Review: Mountain Road, Late At Night by Alan Rossi

Title: Mountain Road, Late at Night

Author: Alan Rossi

Published: February 1st 2020, Picador

Status: Read February 2020 courtesy Pan Macmillan Au


My Thoughts:

When a young couple, Nicholas and April, are killed in a car accident on their way home from a party, questions arise over who will raise their four year old son, Jack.

Nicholas’s brother, Nathaniel and his wife Stefanie, are willing to step up, but no one, including them, are sure they are ready for the responsibility. Nicholas and Nathaniel’s parents, Katherine and David, have the resources to provide for their grandson but their marriage is on shaky ground, while Tammy wants the chance to atone for the mistakes she made as a young, single mother to April.

Unfolding in four parts, Rossi takes us into the minds of Nathaniel, Katherine, and Tammy in the days following their loss as they grapple with their grief, anxieties, regrets, and mortality, while facing the decisions that must be made as life continues.

I was impressed by the authenticity of each voice, but I also found it exhausting to be so immersed in the unfiltered thoughts of these characters.
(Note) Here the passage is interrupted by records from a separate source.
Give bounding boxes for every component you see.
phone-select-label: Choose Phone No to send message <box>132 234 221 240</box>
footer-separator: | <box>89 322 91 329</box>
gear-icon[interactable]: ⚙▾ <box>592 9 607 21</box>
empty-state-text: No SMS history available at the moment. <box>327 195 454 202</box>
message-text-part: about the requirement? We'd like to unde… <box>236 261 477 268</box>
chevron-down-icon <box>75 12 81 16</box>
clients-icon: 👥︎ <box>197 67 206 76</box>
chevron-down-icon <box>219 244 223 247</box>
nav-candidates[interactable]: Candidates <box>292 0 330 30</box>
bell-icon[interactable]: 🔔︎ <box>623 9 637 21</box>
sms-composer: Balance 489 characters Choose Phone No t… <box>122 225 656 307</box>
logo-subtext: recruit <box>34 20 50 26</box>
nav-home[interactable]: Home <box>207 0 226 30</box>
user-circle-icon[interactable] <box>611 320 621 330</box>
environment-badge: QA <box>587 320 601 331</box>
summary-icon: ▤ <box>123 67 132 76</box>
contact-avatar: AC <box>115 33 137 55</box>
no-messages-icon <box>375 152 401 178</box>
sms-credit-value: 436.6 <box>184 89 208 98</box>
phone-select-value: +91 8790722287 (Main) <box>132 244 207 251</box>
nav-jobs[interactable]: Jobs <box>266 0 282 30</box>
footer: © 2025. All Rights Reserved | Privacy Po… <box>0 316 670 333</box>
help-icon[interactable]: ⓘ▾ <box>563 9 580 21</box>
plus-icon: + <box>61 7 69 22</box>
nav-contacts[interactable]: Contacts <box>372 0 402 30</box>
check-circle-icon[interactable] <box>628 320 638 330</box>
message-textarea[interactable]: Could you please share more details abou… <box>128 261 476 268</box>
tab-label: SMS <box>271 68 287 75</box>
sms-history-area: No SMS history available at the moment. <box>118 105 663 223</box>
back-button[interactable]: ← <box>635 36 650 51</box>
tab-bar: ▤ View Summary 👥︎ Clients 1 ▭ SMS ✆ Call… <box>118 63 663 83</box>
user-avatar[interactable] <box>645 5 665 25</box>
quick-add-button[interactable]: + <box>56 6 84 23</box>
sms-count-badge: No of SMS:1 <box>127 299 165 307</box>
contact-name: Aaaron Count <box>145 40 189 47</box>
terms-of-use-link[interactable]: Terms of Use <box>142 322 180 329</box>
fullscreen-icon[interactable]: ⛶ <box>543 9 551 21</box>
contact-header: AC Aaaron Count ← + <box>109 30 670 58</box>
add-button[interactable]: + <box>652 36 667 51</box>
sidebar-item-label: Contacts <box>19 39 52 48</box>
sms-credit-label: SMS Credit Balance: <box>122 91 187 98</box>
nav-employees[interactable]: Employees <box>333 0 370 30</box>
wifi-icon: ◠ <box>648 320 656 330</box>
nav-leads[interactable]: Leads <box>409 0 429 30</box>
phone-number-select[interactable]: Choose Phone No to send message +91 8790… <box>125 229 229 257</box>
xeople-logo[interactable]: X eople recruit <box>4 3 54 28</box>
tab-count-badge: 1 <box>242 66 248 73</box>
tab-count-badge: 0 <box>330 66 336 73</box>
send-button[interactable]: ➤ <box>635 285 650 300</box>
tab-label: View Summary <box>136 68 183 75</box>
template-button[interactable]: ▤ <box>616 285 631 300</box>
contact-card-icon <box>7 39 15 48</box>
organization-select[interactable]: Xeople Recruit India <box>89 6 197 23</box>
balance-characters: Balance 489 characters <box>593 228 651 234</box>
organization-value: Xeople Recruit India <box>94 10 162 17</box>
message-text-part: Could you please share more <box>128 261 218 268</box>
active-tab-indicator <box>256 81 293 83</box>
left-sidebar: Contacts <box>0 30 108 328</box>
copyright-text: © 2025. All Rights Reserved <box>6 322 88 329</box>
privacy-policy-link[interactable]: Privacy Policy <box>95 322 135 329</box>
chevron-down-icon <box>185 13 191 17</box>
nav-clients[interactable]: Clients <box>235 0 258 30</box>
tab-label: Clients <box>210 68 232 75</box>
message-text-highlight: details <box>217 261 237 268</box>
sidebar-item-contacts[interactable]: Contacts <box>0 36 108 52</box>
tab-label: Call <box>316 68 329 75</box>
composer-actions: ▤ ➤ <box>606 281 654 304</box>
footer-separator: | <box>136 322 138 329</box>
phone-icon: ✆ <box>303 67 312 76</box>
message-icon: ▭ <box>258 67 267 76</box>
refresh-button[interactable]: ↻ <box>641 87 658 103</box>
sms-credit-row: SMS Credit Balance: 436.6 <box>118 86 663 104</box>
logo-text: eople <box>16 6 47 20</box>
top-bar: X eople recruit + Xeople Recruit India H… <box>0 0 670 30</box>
Nathaniel’s angst, Katherine’s confused grief, and Tammy’s guilt are intensely felt as they hold somewhat circular discussions with themselves, and others, about what they are, and should, be thinking, feeling, and doing.

It was the final devastating chapter though that affected me the most as Rossi takes us into the mind of Nicholas, badly injured and trapped in his upturned car for hours, as he contemplates the life he has lived, and what he will leave behind.

Though this is not really the sort of reading I prefer, objectively I can recognise the literary merit of Mountain Road, Late at Night, I and admire what Rossi has accomplished.


Available from Pan Macmillan Australia

Or from your preferred retailer via Booko I Book Depository

2 Comments (+add yours?)

  1. Anstice Brown
    Feb 09, 2020 @ 04:55:14

    That sounds like such a harrowing read! My husband and I have been talking about updating our own wills to reflect who we’d want to look after our four-year-old daughter and it’s horrible just thinking about it. I’m pretty sensitive so this isn’t the kind of book I would choose to read, but it does sound well-written and interesting.